Presión + termoterapia
El calor por infrarrojos dilata el tejido y mejora la respuesta a la presión. Es lo que convierte una sesión de drenaje en un tratamiento de remodelación corporal, y lo que más notan los clientes que vienen buscando resultados sobre grasa localizada y celulitis. Suele venir en formato de manta térmica o de botas calefactadas.
Presión + electroestimulación
Los electrodos provocan contracción muscular controlada, lo que se conoce como gimnasia pasiva. Aporta tono y reafirmación donde la presión sola no llega, y encaja muy bien en programas de recuperación y de vuelta a la actividad.
Revisa la ficha: en este catálogo conviven las dos configuraciones bajo la etiqueta «2 en 1». Cada producto indica si incorpora manta térmica o electrodos.
Qué mirar antes de comprar
- Cámaras por bota: más cámaras, barrido más progresivo y sensación más parecida al drenaje manual.
- Zonas cubiertas: comprueba si la segunda tecnología actúa solo en las botas o también en la faja abdominal y los brazos.
- Regulación independiente: presión, temperatura e intensidad deben ajustarse por separado.
- Accesorios incluidos: botas, faja y, en algunos modelos, mangas de brazo.
- Nivel de ruido: importa más de lo que parece si la cabina comparte pared con la zona de tratamiento manual.
Preguntas frecuentes
¿Se puede usar solo la presión?
Sí. La segunda función es independiente y puedes desactivarla para trabajar drenaje puro.
¿Cuánto dura la sesión?
Entre 30 y 40 minutos es lo habitual. Con calor conviene no alargar en exceso.

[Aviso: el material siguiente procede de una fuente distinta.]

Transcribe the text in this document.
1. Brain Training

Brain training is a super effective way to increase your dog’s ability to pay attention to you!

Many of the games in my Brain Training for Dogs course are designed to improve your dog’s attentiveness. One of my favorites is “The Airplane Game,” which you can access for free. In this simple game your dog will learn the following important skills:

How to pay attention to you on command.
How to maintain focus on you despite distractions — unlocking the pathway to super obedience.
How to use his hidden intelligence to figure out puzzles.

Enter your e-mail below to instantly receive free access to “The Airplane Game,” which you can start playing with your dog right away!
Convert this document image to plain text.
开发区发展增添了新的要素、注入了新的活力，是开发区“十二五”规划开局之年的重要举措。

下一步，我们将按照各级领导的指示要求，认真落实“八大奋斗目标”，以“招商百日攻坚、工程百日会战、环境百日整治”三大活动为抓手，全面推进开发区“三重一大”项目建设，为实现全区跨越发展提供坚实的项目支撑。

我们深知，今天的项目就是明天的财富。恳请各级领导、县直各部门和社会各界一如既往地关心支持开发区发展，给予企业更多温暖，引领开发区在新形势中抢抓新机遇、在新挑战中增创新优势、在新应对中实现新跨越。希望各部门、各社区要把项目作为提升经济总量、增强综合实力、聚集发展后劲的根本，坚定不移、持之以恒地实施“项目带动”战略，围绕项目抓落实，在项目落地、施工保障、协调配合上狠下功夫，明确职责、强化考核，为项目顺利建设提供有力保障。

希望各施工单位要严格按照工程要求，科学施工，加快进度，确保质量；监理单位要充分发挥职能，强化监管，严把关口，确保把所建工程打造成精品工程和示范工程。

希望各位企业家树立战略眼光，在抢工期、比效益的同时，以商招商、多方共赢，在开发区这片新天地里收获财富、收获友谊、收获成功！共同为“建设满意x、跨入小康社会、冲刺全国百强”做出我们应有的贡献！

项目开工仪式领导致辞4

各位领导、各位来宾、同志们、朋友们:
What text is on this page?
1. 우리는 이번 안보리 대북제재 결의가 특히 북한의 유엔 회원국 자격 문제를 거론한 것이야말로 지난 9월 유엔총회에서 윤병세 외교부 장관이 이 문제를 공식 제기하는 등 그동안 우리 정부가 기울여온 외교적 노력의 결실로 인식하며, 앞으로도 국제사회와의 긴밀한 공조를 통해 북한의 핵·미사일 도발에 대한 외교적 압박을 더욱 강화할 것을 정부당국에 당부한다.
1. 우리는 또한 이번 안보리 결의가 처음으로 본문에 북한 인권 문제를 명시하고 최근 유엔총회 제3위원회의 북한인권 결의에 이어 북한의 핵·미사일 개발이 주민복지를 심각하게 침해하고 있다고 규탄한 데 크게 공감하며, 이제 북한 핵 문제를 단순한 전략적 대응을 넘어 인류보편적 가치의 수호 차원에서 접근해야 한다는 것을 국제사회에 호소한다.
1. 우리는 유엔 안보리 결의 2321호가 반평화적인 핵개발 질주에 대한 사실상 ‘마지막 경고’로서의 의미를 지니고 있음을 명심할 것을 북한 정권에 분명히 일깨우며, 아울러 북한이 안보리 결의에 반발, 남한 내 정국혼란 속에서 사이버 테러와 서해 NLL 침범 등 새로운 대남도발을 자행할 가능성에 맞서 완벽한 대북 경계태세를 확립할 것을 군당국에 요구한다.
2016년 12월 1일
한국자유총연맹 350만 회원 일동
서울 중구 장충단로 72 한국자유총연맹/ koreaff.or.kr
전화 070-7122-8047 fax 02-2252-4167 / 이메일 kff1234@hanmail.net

¿Sirve para uso doméstico?
Hay modelos portátiles perfectamente utilizables en casa, aunque el catálogo está orientado a uso profesional y continuado. Consúltanos según tu caso.
¿Qué mantenimiento necesita?
Limpieza de las botas y la faja tras cada uso, revisión de las conexiones de aire y de las cremalleras, que son la pieza que más se resiente con el volumen de sesiones.